Senior Staff Analyst, GRC

Introduction to Mozilla

Mozilla Corporation is the non-profit-backed technology company that has shaped the internet for the better over the last 25 years. We make pioneering brands like Firefox, the privacy-minded web browser. Now, with more than 225 million people around the world using our products each month, we’re shaping the next 25 years of technology and helping to reclaim an internet built for people, not companies.

About the Team and Role

The role is part of the Security Function within the broader Mozilla Infrastructure team. The Security team supports Product, Enterprise and GRC functions across the organization aligned with the mission to build a safe & secure internet. This role is responsible for defining, developing and helping implement a Governance, Risk and Compliance framework for both Enterprise and Product verticals.

Responsibilities

• Governance: develop and maintain a comprehensive GRC strategy and roadmap aligned with business objectives.
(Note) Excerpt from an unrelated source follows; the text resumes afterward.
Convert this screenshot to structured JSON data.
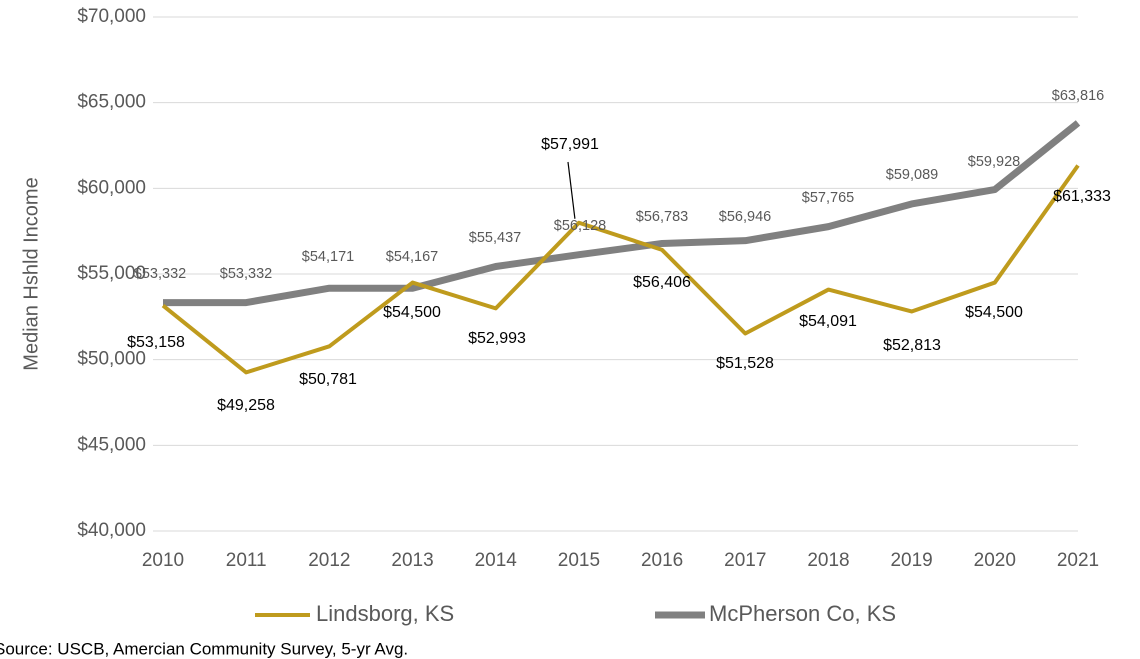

Lead the creation and enforcement of standards, policies, controls, audits, reporting across various enterprise and product verticals.
• Risk Management: develop and operationalize a risk assessment and management framework on a periodic basis to enable prioritization and remediation of critical issues. Define and deliver measurable scorecards and metrics to enable data driven decision making
• Compliance: ensure compliance with various regulatory standards and frameworks (ISO, NIST, SOC2, CCPA, GDPR, etc). Lead internal and external audit activities including tracking and resolving deficiencies and remediations.